The exhibition will open on April 20 and remain on view through June
20.
Plimpton, who is both accomplished poet and painter, writes, I have
always loved early pre-historic art. The first lines and
circles made by humans have an incredible force. I wanted to
make lines or signs that had the same force. Those first lines
and circles were eventually arranged for meaning - the alphabet.
In my paintings I often used letters or invented letters. During
Covid I could not get to my studio. I had always dreamed of
either painting or drawing every letter of the alphabet. Covid
gave me a chance to do that. I took up the pencil and drew the
alphabet. Every letter. Once the quarantine was over, I
returned to the studio and painted each one. Shadows and light
for every letter, shadows and light for other paintings.
In this
body of work, Plimpton, ever enthralled with letters of the alphabet
as “capacity for ‘magic,’” illustrates in oil on Yupo Paper, shadows
and light effecting the independent landscape of each letter, (Alphabet
A, 2022). Plimpton experiences her strokes as zen
…calmness channeled by intuitiveness when forming the letters.
With vast spatial ambiguity, limited palette, she craftily anchors
each letter straightforwardly in bold presentation in the picture
plane.
Plimpton’s oil on linen paintings evidence her genius with
improvisation …distinct freehand mark making of invented alphabet
letters appearing as spur-of-the-moment interconnectedness within
hazy abstractions of landscapes.
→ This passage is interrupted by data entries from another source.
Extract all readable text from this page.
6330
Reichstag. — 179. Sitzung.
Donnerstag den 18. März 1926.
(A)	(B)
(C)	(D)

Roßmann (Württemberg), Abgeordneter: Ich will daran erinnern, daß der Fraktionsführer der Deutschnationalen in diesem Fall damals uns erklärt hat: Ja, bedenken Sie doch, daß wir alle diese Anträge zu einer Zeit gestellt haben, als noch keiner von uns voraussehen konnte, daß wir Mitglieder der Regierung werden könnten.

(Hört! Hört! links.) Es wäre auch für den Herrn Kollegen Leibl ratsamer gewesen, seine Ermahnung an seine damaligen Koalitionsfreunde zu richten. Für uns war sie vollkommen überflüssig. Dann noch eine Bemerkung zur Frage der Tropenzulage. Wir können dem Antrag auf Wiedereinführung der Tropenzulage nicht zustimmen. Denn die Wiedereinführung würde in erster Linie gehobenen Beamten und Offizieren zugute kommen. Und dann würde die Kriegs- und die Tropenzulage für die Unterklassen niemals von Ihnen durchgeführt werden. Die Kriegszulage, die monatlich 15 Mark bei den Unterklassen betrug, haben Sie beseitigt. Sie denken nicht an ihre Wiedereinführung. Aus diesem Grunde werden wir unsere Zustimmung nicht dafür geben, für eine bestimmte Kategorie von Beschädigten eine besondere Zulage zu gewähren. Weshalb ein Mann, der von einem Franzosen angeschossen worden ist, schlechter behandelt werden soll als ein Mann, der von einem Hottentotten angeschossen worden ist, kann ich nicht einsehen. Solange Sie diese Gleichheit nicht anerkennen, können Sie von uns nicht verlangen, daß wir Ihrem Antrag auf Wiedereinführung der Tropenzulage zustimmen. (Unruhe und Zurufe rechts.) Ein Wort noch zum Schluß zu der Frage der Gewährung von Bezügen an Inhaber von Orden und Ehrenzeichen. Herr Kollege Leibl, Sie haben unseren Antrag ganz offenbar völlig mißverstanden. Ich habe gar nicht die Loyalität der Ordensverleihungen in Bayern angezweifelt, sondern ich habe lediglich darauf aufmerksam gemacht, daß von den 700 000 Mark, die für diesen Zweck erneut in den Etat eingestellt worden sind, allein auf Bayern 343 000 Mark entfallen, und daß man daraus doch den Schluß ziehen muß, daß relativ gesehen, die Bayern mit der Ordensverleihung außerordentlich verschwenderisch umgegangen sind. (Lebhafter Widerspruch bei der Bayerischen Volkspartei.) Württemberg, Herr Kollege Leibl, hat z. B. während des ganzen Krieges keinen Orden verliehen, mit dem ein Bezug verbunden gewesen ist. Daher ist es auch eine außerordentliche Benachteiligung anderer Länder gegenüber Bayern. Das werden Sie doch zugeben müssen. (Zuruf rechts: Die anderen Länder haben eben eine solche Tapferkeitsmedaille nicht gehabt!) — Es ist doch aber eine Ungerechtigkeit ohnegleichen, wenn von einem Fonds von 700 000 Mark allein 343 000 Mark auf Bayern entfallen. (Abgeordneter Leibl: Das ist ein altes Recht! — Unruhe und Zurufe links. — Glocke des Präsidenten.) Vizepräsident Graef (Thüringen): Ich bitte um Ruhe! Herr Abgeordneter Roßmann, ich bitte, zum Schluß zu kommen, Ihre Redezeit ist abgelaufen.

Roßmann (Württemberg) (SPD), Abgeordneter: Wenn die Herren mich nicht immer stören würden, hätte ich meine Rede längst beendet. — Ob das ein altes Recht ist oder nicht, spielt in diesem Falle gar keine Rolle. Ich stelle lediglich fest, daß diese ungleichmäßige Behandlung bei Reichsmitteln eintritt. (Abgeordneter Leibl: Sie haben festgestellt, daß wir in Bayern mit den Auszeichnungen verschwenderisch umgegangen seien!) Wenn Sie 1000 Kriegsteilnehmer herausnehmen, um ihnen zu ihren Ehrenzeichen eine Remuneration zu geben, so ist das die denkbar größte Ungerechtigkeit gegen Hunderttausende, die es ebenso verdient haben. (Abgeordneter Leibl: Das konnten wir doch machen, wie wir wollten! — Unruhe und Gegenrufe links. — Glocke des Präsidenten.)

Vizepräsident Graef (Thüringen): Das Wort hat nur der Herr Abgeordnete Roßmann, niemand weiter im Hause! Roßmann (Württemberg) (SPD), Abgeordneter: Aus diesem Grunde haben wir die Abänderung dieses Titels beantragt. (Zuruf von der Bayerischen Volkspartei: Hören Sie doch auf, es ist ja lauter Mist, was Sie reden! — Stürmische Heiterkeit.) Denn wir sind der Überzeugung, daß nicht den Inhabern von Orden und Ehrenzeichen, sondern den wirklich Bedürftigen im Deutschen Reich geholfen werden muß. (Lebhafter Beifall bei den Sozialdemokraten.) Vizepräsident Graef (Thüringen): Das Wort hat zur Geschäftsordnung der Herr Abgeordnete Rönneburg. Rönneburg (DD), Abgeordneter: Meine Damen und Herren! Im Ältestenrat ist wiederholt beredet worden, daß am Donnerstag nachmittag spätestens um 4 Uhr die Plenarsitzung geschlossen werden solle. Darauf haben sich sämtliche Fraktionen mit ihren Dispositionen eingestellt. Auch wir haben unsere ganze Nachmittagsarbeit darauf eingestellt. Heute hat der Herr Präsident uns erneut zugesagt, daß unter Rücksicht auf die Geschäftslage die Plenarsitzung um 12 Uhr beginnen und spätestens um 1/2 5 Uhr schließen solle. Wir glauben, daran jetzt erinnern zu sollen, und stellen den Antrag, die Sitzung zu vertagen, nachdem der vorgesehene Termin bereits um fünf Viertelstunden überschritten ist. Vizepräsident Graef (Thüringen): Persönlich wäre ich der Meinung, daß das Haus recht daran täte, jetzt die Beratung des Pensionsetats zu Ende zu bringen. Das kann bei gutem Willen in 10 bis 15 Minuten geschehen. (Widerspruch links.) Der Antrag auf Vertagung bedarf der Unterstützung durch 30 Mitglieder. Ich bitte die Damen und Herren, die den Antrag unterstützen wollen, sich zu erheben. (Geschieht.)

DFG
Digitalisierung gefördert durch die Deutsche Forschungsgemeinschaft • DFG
It is the letters themselves
in Plimpton’s alphabet paintings that practically quiver and dance
as communicant of illusions of infinite depth.
“I’m
illustrating letters,” says Plimpton, alphabet or invented…making
them come alive in a different way,” (Altogether Now, 2021).
Plimpton will also show a handmade book that she created with her
illustrations of letters of the alphabet along with text.
Plimpton is a native of New York City. She received a
bachelor’s degree from Smith College in Northampton, Massachusetts,
and attended Harvard Medical School before moving to Paris, where
she lived for 19 years. She also studied at Pratt Graphics
Center in New York. Her work has been shown in exhibitions in New
York, Paris, and Zurich. She is represented in many important
public and private collections, including the Metropolitan Museum of
Art, Whitney Museum of American Art, Heckscher Museum, Jane Voorhees
Zimmerli Art Museum at Rutgers University, Columbia University Rare
Books and Manuscript Library, The Harris Collection at Brown
University, New York Public Library, and the Library of Congress.